2. Get someone reliable to watch your place. For us, we have someone who comes in regularly to water our plants, take in our mail, and just do a quick tour around our apartment to make sure everything looks reasonable. We've also notified our insurance company that we'll be away and we have someone watching over our place.
3. Figure out your cell phone plan. We don't like to use our Canadian cell phones when we're travelling long-term outside the country as that can get very expensive, very quickly. So before we leave on our trip, I always look up the different mobile plan providers and figure out the carrier and plan that will work for me, along with where I can buy the plan. If we can get a sim card at the airport with the carrier we want, that usually works best for us. E-sims that you can purchase online before you leave are another option, but we haven't been able to get that to work for us yet, so we're still using physical sims. As a side note on this, banking apps and other secure sites often rely on 2 factor authentication, where they send your cell number a text with a number that you need to then enter on the site or the app to log in.
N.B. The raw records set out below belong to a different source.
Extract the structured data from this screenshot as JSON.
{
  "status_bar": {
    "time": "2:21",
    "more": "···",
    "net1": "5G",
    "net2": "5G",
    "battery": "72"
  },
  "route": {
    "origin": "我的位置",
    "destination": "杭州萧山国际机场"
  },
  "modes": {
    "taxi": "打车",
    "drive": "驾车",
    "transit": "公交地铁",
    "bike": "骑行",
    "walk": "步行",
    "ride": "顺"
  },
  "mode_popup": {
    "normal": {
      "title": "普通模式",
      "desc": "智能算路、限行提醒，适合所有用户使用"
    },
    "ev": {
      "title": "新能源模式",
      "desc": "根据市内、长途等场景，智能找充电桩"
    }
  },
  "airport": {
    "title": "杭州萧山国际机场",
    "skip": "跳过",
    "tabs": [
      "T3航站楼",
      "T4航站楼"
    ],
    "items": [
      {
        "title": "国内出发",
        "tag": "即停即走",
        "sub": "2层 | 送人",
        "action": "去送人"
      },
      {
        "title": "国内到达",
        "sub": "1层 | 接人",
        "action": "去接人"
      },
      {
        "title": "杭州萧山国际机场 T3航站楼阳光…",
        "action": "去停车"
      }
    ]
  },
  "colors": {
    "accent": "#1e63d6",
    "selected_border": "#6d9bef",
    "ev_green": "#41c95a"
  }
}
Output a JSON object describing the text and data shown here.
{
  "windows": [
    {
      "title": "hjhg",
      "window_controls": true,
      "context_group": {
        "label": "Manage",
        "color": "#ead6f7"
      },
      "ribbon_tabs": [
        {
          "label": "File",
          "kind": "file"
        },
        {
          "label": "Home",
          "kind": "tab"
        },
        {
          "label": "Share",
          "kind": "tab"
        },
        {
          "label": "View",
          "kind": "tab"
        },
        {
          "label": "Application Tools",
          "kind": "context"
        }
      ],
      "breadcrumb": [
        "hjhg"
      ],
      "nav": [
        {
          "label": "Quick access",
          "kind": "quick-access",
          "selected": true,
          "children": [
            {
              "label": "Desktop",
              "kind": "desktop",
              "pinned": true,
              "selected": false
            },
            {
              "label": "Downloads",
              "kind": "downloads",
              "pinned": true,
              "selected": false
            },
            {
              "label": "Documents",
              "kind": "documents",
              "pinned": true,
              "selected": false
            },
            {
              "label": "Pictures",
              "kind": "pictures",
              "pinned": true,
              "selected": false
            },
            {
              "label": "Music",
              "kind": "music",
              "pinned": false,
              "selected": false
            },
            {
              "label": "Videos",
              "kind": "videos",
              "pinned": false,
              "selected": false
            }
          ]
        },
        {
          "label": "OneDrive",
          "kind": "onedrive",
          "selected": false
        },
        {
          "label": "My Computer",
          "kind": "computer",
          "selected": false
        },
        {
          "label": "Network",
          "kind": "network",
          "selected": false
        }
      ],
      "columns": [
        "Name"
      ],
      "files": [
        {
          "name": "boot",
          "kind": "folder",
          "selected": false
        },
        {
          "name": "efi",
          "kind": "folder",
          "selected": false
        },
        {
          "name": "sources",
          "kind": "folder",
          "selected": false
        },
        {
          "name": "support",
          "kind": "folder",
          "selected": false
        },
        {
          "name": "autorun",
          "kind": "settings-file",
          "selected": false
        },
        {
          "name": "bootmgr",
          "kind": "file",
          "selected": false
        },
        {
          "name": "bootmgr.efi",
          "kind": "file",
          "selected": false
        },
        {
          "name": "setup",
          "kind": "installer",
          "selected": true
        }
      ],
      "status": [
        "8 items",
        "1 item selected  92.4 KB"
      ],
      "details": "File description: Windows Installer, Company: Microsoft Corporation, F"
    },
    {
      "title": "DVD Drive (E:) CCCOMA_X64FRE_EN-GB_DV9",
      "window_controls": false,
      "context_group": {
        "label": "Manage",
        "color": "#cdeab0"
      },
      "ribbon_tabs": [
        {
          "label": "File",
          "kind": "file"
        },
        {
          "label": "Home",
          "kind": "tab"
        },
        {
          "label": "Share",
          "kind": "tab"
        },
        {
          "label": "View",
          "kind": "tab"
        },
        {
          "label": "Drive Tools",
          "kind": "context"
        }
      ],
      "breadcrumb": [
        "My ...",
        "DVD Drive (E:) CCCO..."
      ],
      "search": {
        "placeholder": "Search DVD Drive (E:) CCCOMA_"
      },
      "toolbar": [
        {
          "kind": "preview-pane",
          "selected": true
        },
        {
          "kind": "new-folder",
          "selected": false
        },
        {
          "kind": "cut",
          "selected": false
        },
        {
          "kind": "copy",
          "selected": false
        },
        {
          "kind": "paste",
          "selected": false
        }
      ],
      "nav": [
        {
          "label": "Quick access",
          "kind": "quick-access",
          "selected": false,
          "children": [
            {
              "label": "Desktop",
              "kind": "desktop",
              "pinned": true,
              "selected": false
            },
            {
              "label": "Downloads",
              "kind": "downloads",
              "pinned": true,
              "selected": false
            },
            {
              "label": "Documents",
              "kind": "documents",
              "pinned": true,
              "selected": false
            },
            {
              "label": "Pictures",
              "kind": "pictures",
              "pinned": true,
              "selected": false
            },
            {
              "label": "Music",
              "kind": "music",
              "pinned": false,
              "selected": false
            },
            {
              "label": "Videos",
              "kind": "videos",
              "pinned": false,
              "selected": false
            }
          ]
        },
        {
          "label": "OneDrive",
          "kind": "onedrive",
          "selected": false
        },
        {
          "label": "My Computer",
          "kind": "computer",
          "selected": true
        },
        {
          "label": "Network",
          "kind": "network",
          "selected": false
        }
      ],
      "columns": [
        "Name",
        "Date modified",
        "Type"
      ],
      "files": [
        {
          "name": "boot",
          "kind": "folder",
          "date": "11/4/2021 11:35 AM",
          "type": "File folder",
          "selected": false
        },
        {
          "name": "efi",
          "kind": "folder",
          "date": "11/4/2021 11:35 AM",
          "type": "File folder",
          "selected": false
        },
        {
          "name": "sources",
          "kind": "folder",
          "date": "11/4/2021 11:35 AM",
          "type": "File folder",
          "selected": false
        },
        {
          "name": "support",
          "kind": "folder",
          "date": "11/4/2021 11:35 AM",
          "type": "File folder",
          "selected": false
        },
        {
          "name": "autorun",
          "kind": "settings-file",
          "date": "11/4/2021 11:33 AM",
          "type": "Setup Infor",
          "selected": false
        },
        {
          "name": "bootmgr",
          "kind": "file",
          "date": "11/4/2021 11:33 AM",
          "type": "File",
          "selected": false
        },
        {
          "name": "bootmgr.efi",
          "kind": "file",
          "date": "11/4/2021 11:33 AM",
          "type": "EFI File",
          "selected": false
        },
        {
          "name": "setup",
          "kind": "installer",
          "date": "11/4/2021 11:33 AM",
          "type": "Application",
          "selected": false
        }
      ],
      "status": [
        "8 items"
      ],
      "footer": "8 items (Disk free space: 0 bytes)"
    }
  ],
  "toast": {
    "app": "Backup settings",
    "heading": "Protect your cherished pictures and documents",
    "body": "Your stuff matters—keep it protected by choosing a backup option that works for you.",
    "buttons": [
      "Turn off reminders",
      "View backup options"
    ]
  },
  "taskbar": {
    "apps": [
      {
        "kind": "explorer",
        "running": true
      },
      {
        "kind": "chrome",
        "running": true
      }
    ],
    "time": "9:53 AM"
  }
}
Since we're not going to have access to these texts when we're travelling, we use other options to verify our identity. These options are often either through email or a separte authentication app.
4. Learn a bit of the Language. We've been learning Spanish for several years, so we feel comfortable carrying on a basic, though somewhat slow conversation in that language. If we're going to a non-English, non-French, or non-Spanish speaking country, especially if we're going to be visiting smaller towns, we try to learn a few basic phrases, like "Hello" and "Where's the Bathroom?". We also install a translator app on our phone, with the language downloaded so we can use it even without internet access. This comes in handy if we're at a restaurant with no English menus or at places like bus depots when we're trying to buy a ticket or board the correct bus.
5. Get some of the local currency before you leave. We don't like to carry too much cash on us, and rely on getting small amounts from ATMs as we go, assuming they are available, but we always like to have a bit of cash in the local currency available when we land. It's helpful for paying for buses or taxis when leaving the airport or anything we want to pick up before we figure out where the ATMs are.
6. And speaking of ATMs, check your PIN code requirements. In some countries, the PIN codes accepted by the ATMs may be different from our home country. For example, sometimes people have a 6 digit PIN, but in some countries, the ATM will only accept a 4 digit PIN. And we also make sure we're using a card that's on a network supported by the country we're visiting.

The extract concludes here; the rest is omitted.